Class Tess4JParser

java.lang.Object
org.apache.tika.parser.ocr.tess4j.Tess4JParser
All Implemented Interfaces:
Serializable, Initializable, SelfConfiguring, Parser

public class Tess4JParser extends Object implements Parser, Initializable
OCR parser using Tess4J, which provides a Java JNA wrapper around the native Tesseract library.

Unlike the command-line TesseractOCRParser, this parser calls Tesseract in-process via JNA, eliminating the per-file process-spawn overhead.

Because the native Tesseract handle is not thread-safe, this parser maintains a configurable pool of Tesseract instances. The pool size is controlled by Tess4JConfig.setPoolSize(int).

Configuration key: "tess4j-parser"

Since:
Apache Tika 4.0
See Also:
  • Constructor Details

  • Method Details

    • getSupportedTypes

      public Set<MediaType> getSupportedTypes(ParseContext context)
      Description copied from interface: Parser
      Returns the set of media types supported by this parser when used with the given parse context.
      Specified by:
      getSupportedTypes in interface Parser
      Parameters:
      context - parse context
      Returns:
      immutable set of media types
    • parse

      public void parse(TikaInputStream tis, ContentHandler handler, Metadata metadata, ParseContext parseContext) throws IOException, SAXException, TikaException
      Description copied from interface: Parser
      Parses a document stream into a sequence of XHTML SAX events. Fills in related document metadata in the given metadata object.

      The given document stream is consumed but not closed by this method. The responsibility to close the stream remains on the caller.

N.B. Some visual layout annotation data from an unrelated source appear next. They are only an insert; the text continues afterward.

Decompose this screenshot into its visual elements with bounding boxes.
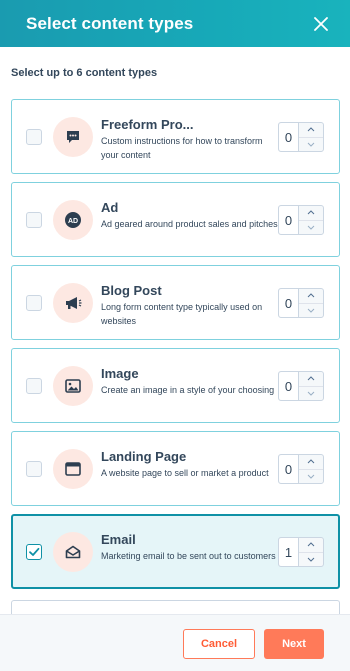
quantity-input[interactable]: 1 <box>279 538 299 566</box>
content-type-icon-wrapper <box>53 117 93 157</box>
chevron-down-icon <box>307 391 315 396</box>
image-icon <box>65 379 81 393</box>
content-type-icon-wrapper: AD <box>53 200 93 240</box>
quantity-stepper[interactable]: 1 <box>278 537 324 567</box>
cancel-button[interactable]: Cancel <box>183 629 255 659</box>
quantity-input[interactable]: 0 <box>279 372 299 400</box>
dialog-subtitle: Select up to 6 content types <box>11 67 158 79</box>
chevron-up-icon <box>307 542 315 547</box>
browser-window-icon <box>65 462 81 476</box>
chevron-up-icon <box>307 376 315 381</box>
content-type-title: Email <box>101 532 136 547</box>
decrement-button[interactable] <box>299 385 323 401</box>
increment-button[interactable] <box>299 206 323 220</box>
megaphone-icon <box>66 297 82 309</box>
content-type-checkbox[interactable] <box>26 212 42 228</box>
content-type-title: Blog Post <box>101 283 162 298</box>
content-type-card-ad[interactable]: AD Ad Ad geared around product sales and… <box>11 182 340 257</box>
dialog-body[interactable]: Select up to 6 content types Freeform Pr… <box>0 47 350 614</box>
decrement-button[interactable] <box>299 219 323 235</box>
content-type-title: Landing Page <box>101 449 187 464</box>
quantity-stepper[interactable]: 0 <box>278 122 324 152</box>
content-type-card-partial[interactable] <box>11 600 340 614</box>
content-type-description: Create an image in a style of your choos… <box>101 385 275 395</box>
chevron-up-icon <box>307 210 315 215</box>
content-type-description: A website page to sell or market a produ… <box>101 468 269 478</box>
chevron-down-icon <box>307 557 315 562</box>
quantity-input[interactable]: 0 <box>279 206 299 234</box>
content-type-checkbox[interactable] <box>26 544 42 560</box>
content-type-description: Marketing email to be sent out to custom… <box>101 551 276 561</box>
content-type-card-email[interactable]: Email Marketing email to be sent out to … <box>11 514 340 589</box>
content-type-icon-wrapper <box>53 366 93 406</box>
quantity-input[interactable]: 0 <box>279 123 299 151</box>
increment-button[interactable] <box>299 455 323 469</box>
dialog-header: Select content types <box>0 0 350 47</box>
content-type-icon-wrapper <box>53 532 93 572</box>
content-type-description: Long form content type typically used on… <box>101 302 263 326</box>
close-icon <box>314 16 328 31</box>
content-type-card-landing-page[interactable]: Landing Page A website page to sell or m… <box>11 431 340 506</box>
close-button[interactable] <box>310 13 332 35</box>
content-type-title: Image <box>101 366 139 381</box>
svg-text:AD: AD <box>68 218 78 225</box>
decrement-button[interactable] <box>299 551 323 567</box>
content-type-card-image[interactable]: Image Create an image in a style of your… <box>11 348 340 423</box>
content-type-icon-wrapper <box>53 283 93 323</box>
chevron-down-icon <box>307 474 315 479</box>
content-type-title: Ad <box>101 200 119 215</box>
decrement-button[interactable] <box>299 136 323 152</box>
content-type-card-blog-post[interactable]: Blog Post Long form content type typical… <box>11 265 340 340</box>
content-type-checkbox[interactable] <box>26 378 42 394</box>
content-type-list: Freeform Pro... Custom instructions for … <box>11 99 340 597</box>
quantity-input[interactable]: 0 <box>279 455 299 483</box>
chevron-up-icon <box>307 127 315 132</box>
increment-button[interactable] <box>299 372 323 386</box>
speech-bubble-icon <box>67 131 79 143</box>
increment-button[interactable] <box>299 538 323 552</box>
next-button[interactable]: Next <box>264 629 324 659</box>
content-type-card-freeform[interactable]: Freeform Pro... Custom instructions for … <box>11 99 340 174</box>
dialog-footer: Cancel Next <box>0 614 350 671</box>
envelope-icon <box>65 545 81 559</box>
quantity-stepper[interactable]: 0 <box>278 205 324 235</box>
chevron-down-icon <box>307 142 315 147</box>
decrement-button[interactable] <box>299 468 323 484</box>
content-type-title: Freeform Pro... <box>101 117 194 132</box>
increment-button[interactable] <box>299 289 323 303</box>
increment-button[interactable] <box>299 123 323 137</box>
chevron-up-icon <box>307 293 315 298</box>
content-type-checkbox[interactable] <box>26 129 42 145</box>
quantity-stepper[interactable]: 0 <box>278 288 324 318</box>
content-type-description: Custom instructions for how to transform… <box>101 136 263 160</box>
content-type-checkbox[interactable] <box>26 461 42 477</box>
quantity-input[interactable]: 0 <box>279 289 299 317</box>
quantity-stepper[interactable]: 0 <box>278 454 324 484</box>
checkmark-icon <box>29 547 40 556</box>
content-type-icon-wrapper <box>53 449 93 489</box>
decrement-button[interactable] <box>299 302 323 318</box>
chevron-down-icon <box>307 308 315 313</box>
quantity-stepper[interactable]: 0 <box>278 371 324 401</box>
ad-icon: AD <box>65 212 81 228</box>
content-type-checkbox[interactable] <box>26 295 42 311</box>
chevron-up-icon <box>307 459 315 464</box>
chevron-down-icon <box>307 225 315 230</box>
dialog-title: Select content types <box>26 13 194 33</box>
content-type-description: Ad geared around product sales and pitch… <box>101 219 278 229</box>
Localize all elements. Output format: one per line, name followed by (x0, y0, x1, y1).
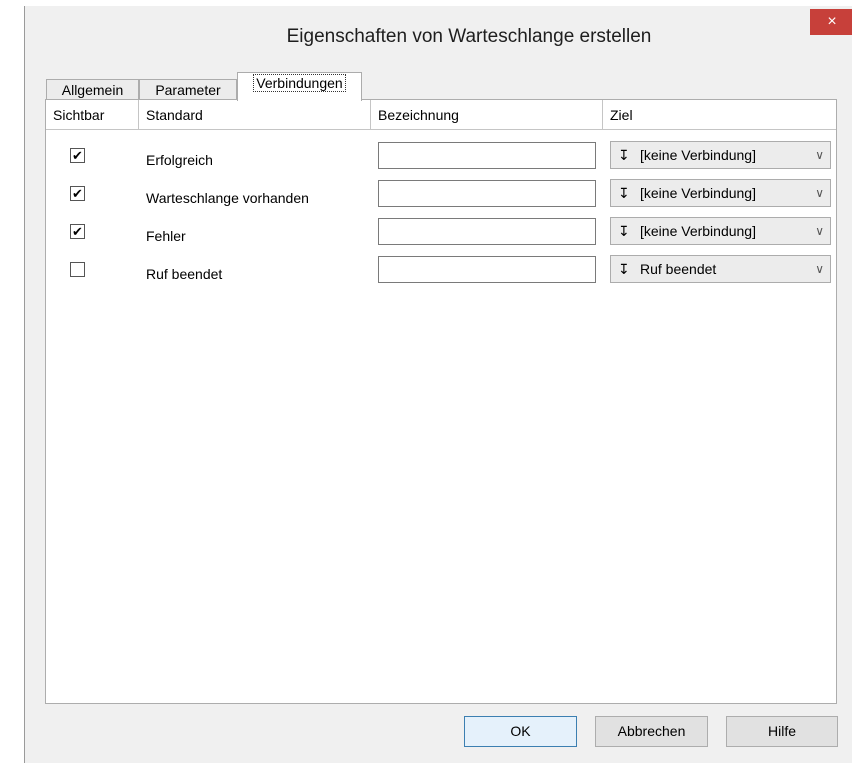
chevron-down-icon: ∨ (815, 186, 824, 200)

      Information about the parsing context can be passed in the context parameter. See the parser implementations for the kinds of context information they expect.

      Specified by:
      parse in interface Parser
      handler - handler for the XHTML SAX events (output)
      metadata - document metadata (input and output)
      parseContext - parse context
      Throws:
      IOException - if the document stream could not be read
      SAXException - if the SAX events could not be processed
      TikaException - if the document could not be parsed
    • initialize

      public void initialize() throws TikaConfigException
      Description copied from interface: Initializable
      Called after all properties have been set to allow for validation and initialization that depends on multiple properties.
      Specified by:
      initialize in interface Initializable
      Throws:
      TikaConfigException - if there is a problem with the configuration
    • getLanguage

      public String getLanguage()
    • setLanguage

      public void setLanguage(String language)
    • getDataPath

      public String getDataPath()
    • setDataPath

      public void setDataPath(String dataPath) throws TikaConfigException
      Throws:
      TikaConfigException
    • getPageSegMode

      public int getPageSegMode()
    • setPageSegMode

      public void setPageSegMode(int pageSegMode)
    • getOcrEngineMode

      public int getOcrEngineMode()
    • setOcrEngineMode

      public void setOcrEngineMode(int ocrEngineMode)
    • getMaxFileSizeToOcr

      public long getMaxFileSizeToOcr()
    • setMaxFileSizeToOcr

      public void setMaxFileSizeToOcr(long maxFileSizeToOcr)
    • getMinFileSizeToOcr

      public long getMinFileSizeToOcr()
    • setMinFileSizeToOcr

      public void setMinFileSizeToOcr(long minFileSizeToOcr)
    • getPoolSize

      public int getPoolSize()
    • setPoolSize

      public void setPoolSize(int poolSize)
    • getTimeoutSeconds

      public int getTimeoutSeconds()
    • setTimeoutSeconds

      public void setTimeoutSeconds(int timeoutSeconds)
    • isSkipOcr

      public boolean isSkipOcr()
    • setSkipOcr

      public void setSkipOcr(boolean skipOcr)
    • getDpi

      public int getDpi()
    • setDpi

      public void setDpi(int dpi)
    • getNativeLibPath

      public String getNativeLibPath()
    • setNativeLibPath

      public void setNativeLibPath(String nativeLibPath) throws TikaConfigException
      Throws:
      TikaConfigException
    • getMaxImagePixels

      public long getMaxImagePixels()
    • setMaxImagePixels

      public void setMaxImagePixels(long maxImagePixels)
    • isInitialized

      public boolean isInitialized()
      Returns whether the parser has been successfully initialized (i.e., Tess4J native library is available).